Following Dr. Liversidge was J. D. Pipkin, Ph.D., Senior
Director of New Product Development at Ligand Pharmaceuticals, who
presented The Captisol® Experience: A Drug Product ‘Value
Enchancement’ Technology. Faced with the challenge of the
solubility of drugs, Dr. Pipkin offered the use of
chemically-modified cyclodextrin as a solution. Captisol® is a
sulfobutyl ether derivative of β-cyclodextrin with a range of six
to seven sulfobutyl ether groups per cyclodextrin molecule. Because
of the very low pKa of the sulfonic acid groups, Captisol® carries
multiple negative charges at physiologically compatible pH values.

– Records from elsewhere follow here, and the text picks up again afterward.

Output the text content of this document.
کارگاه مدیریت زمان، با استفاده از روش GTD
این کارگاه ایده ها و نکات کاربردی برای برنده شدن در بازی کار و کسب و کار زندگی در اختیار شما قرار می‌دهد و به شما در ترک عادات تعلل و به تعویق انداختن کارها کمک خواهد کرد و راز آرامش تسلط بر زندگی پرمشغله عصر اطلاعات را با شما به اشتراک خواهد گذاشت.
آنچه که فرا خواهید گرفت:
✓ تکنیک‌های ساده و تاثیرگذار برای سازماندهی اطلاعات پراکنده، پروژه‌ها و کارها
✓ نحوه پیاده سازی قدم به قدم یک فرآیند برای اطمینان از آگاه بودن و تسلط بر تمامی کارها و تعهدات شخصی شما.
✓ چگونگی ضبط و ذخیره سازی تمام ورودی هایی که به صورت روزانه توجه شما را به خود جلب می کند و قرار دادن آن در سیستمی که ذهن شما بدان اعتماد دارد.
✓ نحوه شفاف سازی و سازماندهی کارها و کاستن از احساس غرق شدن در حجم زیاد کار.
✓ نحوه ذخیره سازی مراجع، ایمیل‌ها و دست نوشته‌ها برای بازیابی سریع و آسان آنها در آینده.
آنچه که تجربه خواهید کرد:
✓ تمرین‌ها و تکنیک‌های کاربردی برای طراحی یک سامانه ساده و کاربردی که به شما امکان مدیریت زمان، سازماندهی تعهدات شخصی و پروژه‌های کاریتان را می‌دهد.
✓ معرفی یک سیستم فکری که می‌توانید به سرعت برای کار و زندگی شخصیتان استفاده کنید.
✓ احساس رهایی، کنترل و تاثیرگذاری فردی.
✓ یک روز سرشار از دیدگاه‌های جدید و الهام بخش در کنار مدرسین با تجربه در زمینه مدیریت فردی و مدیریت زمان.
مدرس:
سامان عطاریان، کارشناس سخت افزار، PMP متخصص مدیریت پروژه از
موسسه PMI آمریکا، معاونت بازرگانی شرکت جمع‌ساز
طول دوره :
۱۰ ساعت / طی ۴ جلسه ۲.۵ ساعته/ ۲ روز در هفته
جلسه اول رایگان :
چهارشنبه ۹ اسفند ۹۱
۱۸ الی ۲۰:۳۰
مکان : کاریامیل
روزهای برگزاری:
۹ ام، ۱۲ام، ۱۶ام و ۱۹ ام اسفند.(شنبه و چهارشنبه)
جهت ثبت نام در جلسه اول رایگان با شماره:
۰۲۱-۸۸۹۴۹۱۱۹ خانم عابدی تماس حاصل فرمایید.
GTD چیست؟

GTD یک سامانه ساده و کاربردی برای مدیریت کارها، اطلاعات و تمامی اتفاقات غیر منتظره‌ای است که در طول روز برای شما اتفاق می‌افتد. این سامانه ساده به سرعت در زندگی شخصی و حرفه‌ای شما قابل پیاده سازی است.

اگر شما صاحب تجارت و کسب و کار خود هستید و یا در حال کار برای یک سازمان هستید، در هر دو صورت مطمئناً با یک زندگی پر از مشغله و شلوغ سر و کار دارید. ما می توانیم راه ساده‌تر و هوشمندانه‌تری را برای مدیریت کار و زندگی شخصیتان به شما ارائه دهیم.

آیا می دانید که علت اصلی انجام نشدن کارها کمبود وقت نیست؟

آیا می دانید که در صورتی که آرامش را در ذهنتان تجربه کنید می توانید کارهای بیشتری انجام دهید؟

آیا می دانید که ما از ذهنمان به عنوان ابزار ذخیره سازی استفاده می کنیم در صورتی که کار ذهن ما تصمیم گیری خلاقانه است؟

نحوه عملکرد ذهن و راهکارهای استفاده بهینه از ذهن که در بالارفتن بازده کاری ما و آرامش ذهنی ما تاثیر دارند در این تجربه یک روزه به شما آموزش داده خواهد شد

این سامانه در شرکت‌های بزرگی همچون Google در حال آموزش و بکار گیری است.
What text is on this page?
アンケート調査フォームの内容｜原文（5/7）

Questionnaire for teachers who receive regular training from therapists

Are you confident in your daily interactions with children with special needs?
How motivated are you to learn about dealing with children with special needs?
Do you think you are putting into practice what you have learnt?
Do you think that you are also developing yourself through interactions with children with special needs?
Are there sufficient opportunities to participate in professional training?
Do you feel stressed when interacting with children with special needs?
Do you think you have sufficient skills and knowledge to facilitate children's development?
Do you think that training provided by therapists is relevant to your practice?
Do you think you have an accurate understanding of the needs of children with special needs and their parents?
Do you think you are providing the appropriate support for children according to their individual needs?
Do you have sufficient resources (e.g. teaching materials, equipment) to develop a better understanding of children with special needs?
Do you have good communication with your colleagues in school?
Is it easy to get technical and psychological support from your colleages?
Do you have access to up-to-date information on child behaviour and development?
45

Captisol® offers the following benefits: increased solubility,
which allows formulation of water-insoluble APIs in all dosage
forms (including injectable, ophthalmic, and nasal) and enables
high levels of API to reach dosing targets; rapid onset, which has
the potential to enable faster acting versions of many currently
approved oral products and enables aqueous formulation of many
water insoluble API’s as injectable or inhalable medications;
improved bioavailability and delivery efficiency, which permits
lower dosing of API’s; improved safety and convenience, as it has
no known adverse reactions, a simplified preparation process, an
elimination of the need for refrigeration in some commercial
products; and an improved stability, as interactions with Captisol®
protects API from oxidative and hydrolyric degradation as well as
the effects from such elements as heat and light.
Tapan Sanghvi, Ph.D.
Our final presenter was Tapan Sanghvi, Ph.D., Scientific Fellow
at Vertex Pharmaceuticals, who spoke on The INCIVEK® Story:
Development in a QbD World. Using the development of the drug
Telaprevir, an NS3-4A protease inhibitor for treating the genotype
1 chronic hepatitis C virus, Dr. Sanghvi demonstrated how a
“Quality by Design” development strategy was implemented
successfully. Collaboration drove innovation by defining a
formulation approach, understanding the product’s stability and
overcoming processing challenges. Examining the drug’s development
path from discovery to production, he showed how collaboration at
various junctures led to Telaprevir’s successful development. He
demonstrated how collaboration between formulation, analytical,
process chemistry, materials characterization experts, and tech ops
determined the root cause of its instability and developed models
to predict stability, how collaboration with the excipient
manufacturer improved the final washing process to reduce levels of
excepient impurity and lowered surface pH, and how specifications
set to ensure excellent stability led the supply chain to negotiate
the ordering specs well within PAR. The success of INCIVEK® could
act as a model for other companies within the industry to follow as
they search to develop their own pipelines.